Insbesondere verabschiedet sich der Ärztetag von "flächendeckenden Schließungen von Kindertageseinrichtungen und Schulen". In der entsprechenden Resolution heißt es:
"Pandemiebedingte flächendeckende Schließungen von Kindertageseinrichtungen und Schulen müssen künftig vermieden und dürfen nur in extremen Krisensituationen in Erwägung gezogen werden."

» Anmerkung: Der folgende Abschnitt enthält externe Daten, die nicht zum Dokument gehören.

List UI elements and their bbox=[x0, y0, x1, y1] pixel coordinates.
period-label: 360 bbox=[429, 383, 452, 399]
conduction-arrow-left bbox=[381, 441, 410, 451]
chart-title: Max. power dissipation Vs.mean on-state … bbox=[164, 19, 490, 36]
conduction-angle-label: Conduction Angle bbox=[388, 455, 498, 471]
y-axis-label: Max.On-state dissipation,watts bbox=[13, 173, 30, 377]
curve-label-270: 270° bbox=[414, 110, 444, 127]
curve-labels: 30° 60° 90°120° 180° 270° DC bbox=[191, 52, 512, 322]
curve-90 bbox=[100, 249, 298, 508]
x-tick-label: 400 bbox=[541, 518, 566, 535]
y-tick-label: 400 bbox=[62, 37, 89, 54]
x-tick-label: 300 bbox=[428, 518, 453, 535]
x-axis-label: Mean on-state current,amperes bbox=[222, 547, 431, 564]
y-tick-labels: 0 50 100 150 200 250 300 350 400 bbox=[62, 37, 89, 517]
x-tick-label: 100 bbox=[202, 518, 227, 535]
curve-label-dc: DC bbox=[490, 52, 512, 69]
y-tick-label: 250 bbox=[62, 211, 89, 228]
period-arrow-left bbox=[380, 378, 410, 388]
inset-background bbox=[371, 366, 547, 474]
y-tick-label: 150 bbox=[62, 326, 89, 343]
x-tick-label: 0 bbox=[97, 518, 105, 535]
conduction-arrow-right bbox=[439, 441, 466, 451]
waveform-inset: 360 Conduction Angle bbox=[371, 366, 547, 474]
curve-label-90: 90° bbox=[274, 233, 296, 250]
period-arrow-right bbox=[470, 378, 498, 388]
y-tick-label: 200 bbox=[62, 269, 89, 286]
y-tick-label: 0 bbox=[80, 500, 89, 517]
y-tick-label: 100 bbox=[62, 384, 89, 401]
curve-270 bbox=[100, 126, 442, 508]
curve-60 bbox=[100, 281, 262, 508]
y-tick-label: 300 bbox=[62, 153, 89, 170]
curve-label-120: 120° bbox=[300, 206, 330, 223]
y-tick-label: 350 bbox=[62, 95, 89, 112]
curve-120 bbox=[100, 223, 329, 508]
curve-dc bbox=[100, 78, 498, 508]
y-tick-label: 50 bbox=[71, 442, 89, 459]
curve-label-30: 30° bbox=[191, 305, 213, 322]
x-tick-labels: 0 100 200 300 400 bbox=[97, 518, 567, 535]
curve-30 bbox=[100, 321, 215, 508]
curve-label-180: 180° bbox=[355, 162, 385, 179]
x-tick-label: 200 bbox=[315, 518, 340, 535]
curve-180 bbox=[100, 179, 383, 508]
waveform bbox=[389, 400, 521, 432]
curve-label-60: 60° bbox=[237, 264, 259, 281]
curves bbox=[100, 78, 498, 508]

"Das Wohl und die Meinung von Kindern und Jugendlichen sind bei allen sie berührenden Maßnahmen und Entscheidungen adäquat zu berücksichtigen sowie umfassende Sofortmaßnahmen zu finanzieren."
"Rückblickend" wird kritisiert, dass die Coronaschutzmaßnahmen zu Lasten von Kindern und Jugendlichen ausfielen:
"Insbesondere rückblickend lässt sich feststellen, dass die Coronavirusschutzmaßnahmen für Kinder und Jugendliche vornehmlich dem Schutz der älteren Generation und bestimmter vulnerabler Gruppen dienten. Die Pandemie belastete Kinder und Jugendliche aus unterschiedlichsten Gründen besonders stark und aufgrund der sensiblen Entwicklungsphasen dieser Lebensabschnitte in besonderer Weise."
Und dies, obwohl inzwischen klar sei, "dass eine durch SARS-CoV-2-Infektion resultierende COVID-19-Erkrankung bei Kindern und Jugendlichen ohne relevante Vorerkrankungen zum ganz überwiegenden Teil mild verläuft."
Weiter heißt es über die Folgen der Pandemie und der verhängten Maßnahmen:
"Monatelang fehlender Präsenzunterricht, Homeschooling, die Reduzierung bzw. das Verbot von Sport- und Freizeitangeboten und hieraus resultierender übermäßiger Medienkonsum, Änderungen im Ernährungs- und Bewegungsverhalten, die Auseinandersetzung mit Tod und Krankheit von Angehörigen, aber auch Arbeitsplatzverlust und existenzielle Ängste der Eltern, hatten und haben einen starken, negativen Einfluss auf die Entwicklung von Heranwachsenden. Studien belegen bereits eine deutliche Zunahme psychischer Auffälligkeiten und Erkrankungen in dieser Altersgruppe (vgl. COPSY-Studie). Dazu zählen u. a. Ängste, depressive Symptome bis hin zu Suizidalität, Essstörungen, Suchtprobleme und diverse Entwicklungsdefizite und -verzögerungen (sprachlich, kognitiv, körperlich). Die aus diesem Gesamtkomplex resultierenden Belastungen für Kinder und Jugendliche sind zusätzlich in Abhängigkeit des sozioökonomischen Status mehr oder weniger stark ausgeprägt und können soziale Ungleichheiten weiter verstärken."
Das Deutsche Ärzteblatt berichtete über den Kongress unter dem Titel: "Gesundheit von Kindern und Jugendlichen in der Coronapandemie: Die Schulschließungen waren für die meisten Kinder toxisch". Es zitierte u.a. einen Vortrag des Direktors der Universitätsklinik Hamm für Kinder- und Jugendpsychiatrie, Psychotherapie und Psychosomatik, Prof. Dr. Martin Holtmann, über die Auswirkungen der Pandemie-Maßnahmen auf die psychische Gesundheit von Kindern und Jugendlichen. Laut Holtmann zeige sich "ein deutlich höheres Level an psychischen Belastungen als vor der Pandemie". "Depressionen" würden "deutlich häufiger diagnostiziert. Bei Essstörungen sei ein Anstieg von 30 bis 40 Prozent zu verzeichnen. Auch Angst- und Zwangserkrankungen hätten zugenommen. Im Auge behalten müsse man auch die dysfunktionale Mediennutzung, die in der Pandemie angestiegen sei. Verdoppelt habe sich insbesondere bei den Jungen die Medienabhängigkeit. Zugenommen hätten seit Sommer 2021 auch die akuten Notfälle in der Kinder- und Jugendpsychiatrie, ebenso seien mehr stationäre Einweisungen zu verzeichnen."
Kitas und Schulen müssten "›bei einer möglichen nächsten Coronawelle offen bleiben‹, appellierte der Kinder- und Jugendpsychiater an die Politik", so das Ärzteblatt.